A key challenge in data discovery is the coordination and assembly of datasets from across Common Fund Data Ecosystem (CFDE) Data Coordination Centers (DCC) in an easy to use and meaningful manner to accelerate usage by researchers. We have implemented a manifest-based import on our CAVATICA platform for a user to create a cross-Common Fund dataset cohort and combine the results with their own data in order to accelerate platform-based discovery and clinical translation. We propose the required field: drs_uri followed by these optional fields: file_name, study_registration, study_id, participant_id, specimen_id, experimental_strategy, file_format and fhir_document_reference. The study_registration is the external source of the study_id (e.g. dbGaP). The study_id, participant_id and specimen_id fields are unique identifiers that can be used to retrieve more information. The experimental_strategy and file_format fields are based on the Genomics Data Commons definitions. The fhir_document_reference points to the FHIR Document Reference, if metadata is available on a FHIR server. This process provides an efficient method to import a list of DRS URIs along with relevant metadata. In this use case, a manifest is created from the Common Fund Data Ecosystem portal with GTEx and Kids First (KF) neuroblastoma RNA sequencing assays and brought into a collaborative CAVATICA workspace. The data authorization aspect is managed by CAVATICA. For KF and GTEx datasets which have controlled access, the user’s dbGaP access authorizations are checked and the data becomes accessible only if the user has proper authorization.
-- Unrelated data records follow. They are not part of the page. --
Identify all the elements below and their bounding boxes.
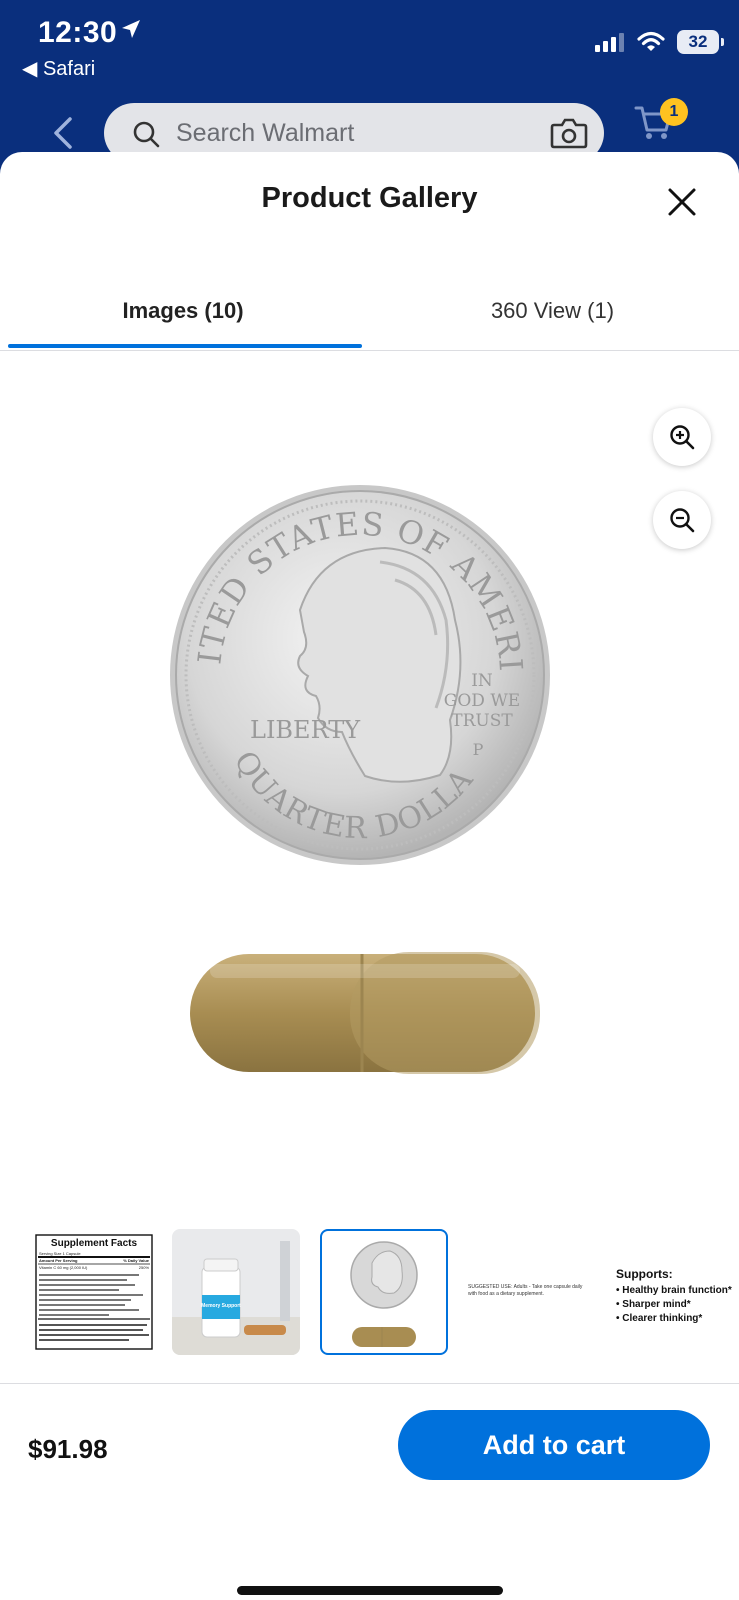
supplement-facts-thumbnail-image: Supplement Facts Serving Size 1 Capsule …: [35, 1234, 153, 1350]
wifi-icon: [637, 31, 665, 51]
thumbnail-bottle-photo[interactable]: Memory Support: [172, 1229, 300, 1355]
add-to-cart-button[interactable]: Add to cart: [398, 1410, 710, 1480]
thumbnail-strip: Supplement Facts Serving Size 1 Capsule …: [0, 1225, 739, 1357]
footer-divider: [0, 1383, 739, 1384]
camera-icon[interactable]: [550, 117, 588, 149]
product-price: $91.98: [28, 1434, 108, 1464]
coin-mint-mark: P: [473, 740, 484, 759]
thumbnail-coin-capsule[interactable]: [320, 1229, 448, 1355]
zoom-out-button[interactable]: [653, 491, 711, 549]
supplement-facts-row1-right: 250%: [139, 1265, 150, 1270]
supplement-facts-row1-left: Vitamin C 60 mg (2,000 IU): [39, 1265, 88, 1270]
quarter-coin: UNITED STATES OF AMERICA QUARTER DOLLAR …: [150, 470, 550, 865]
battery-cap: [721, 38, 724, 46]
thumbnail-supplement-facts[interactable]: Supplement Facts Serving Size 1 Capsule …: [30, 1229, 158, 1355]
battery-level: 32: [688, 32, 708, 51]
supplement-facts-header-left: Amount Per Serving: [39, 1258, 78, 1263]
suggested-use-text: SUGGESTED USE: Adults - Take one capsule…: [468, 1284, 583, 1297]
thumbnail-suggested-use[interactable]: SUGGESTED USE: Adults - Take one capsule…: [462, 1229, 590, 1355]
product-gallery-sheet: Product Gallery Images (10) 360 View (1): [0, 152, 739, 1600]
tab-images[interactable]: Images (10): [0, 298, 366, 324]
sheet-title: Product Gallery: [261, 182, 478, 214]
gallery-tabs: Images (10) 360 View (1): [0, 282, 739, 351]
supplement-facts-header-right: % Daily Value: [123, 1258, 150, 1263]
status-indicators: 32: [595, 30, 724, 54]
coin-motto-line2: GOD WE: [444, 691, 520, 711]
close-icon[interactable]: [662, 182, 702, 222]
supplement-facts-serving: Serving Size 1 Capsule: [39, 1251, 81, 1256]
search-input[interactable]: Search Walmart: [176, 119, 354, 148]
back-chevron-icon[interactable]: [52, 116, 74, 150]
home-indicator[interactable]: [237, 1586, 503, 1595]
battery-indicator: 32: [677, 30, 724, 54]
active-tab-indicator: [8, 344, 362, 348]
coin-motto-line3: TRUST: [451, 711, 513, 731]
supports-item: • Sharper mind*: [616, 1299, 691, 1310]
coin-motto-line1: IN: [471, 671, 493, 691]
capsule: [190, 952, 540, 1074]
supports-title: Supports:: [616, 1267, 673, 1281]
zoom-in-button[interactable]: [653, 408, 711, 466]
location-arrow-icon: [122, 20, 140, 38]
thumbnail-supports[interactable]: Supports: • Healthy brain function* • Sh…: [606, 1229, 739, 1355]
search-icon: [133, 121, 160, 148]
bottle-label-text: Memory Support: [201, 1303, 241, 1309]
status-time: 12:30: [38, 16, 118, 49]
zoom-in-icon: [670, 425, 695, 450]
supports-item: • Healthy brain function*: [616, 1285, 732, 1296]
signal-icon: [595, 33, 624, 52]
cart-count-badge: 1: [660, 98, 688, 126]
back-to-safari-link[interactable]: ◀ Safari: [22, 56, 95, 81]
supports-panel: Supports: • Healthy brain function* • Sh…: [616, 1267, 739, 1326]
supports-item: • Clearer thinking*: [616, 1313, 703, 1324]
coin-liberty-text: LIBERTY: [250, 716, 361, 744]
zoom-out-icon: [670, 508, 695, 533]
tab-360-view[interactable]: 360 View (1): [366, 298, 739, 324]
coin-capsule-thumbnail-image: [350, 1241, 418, 1347]
supplement-facts-title: Supplement Facts: [51, 1238, 138, 1249]
bottle-photo-thumbnail-image: Memory Support: [172, 1229, 300, 1355]
main-product-image[interactable]: UNITED STATES OF AMERICA QUARTER DOLLAR …: [150, 470, 570, 1090]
Authorized users can choose to run their own pipelines or use a KF standard pipeline to harmonize and analyze the combined data set. This use case demonstrates how a user can easily search for and generate a cohort across a federated DCC resource framework followed by DRS-based import into CAVATICA collaborative workspace for democratized access and translational knowledge mining.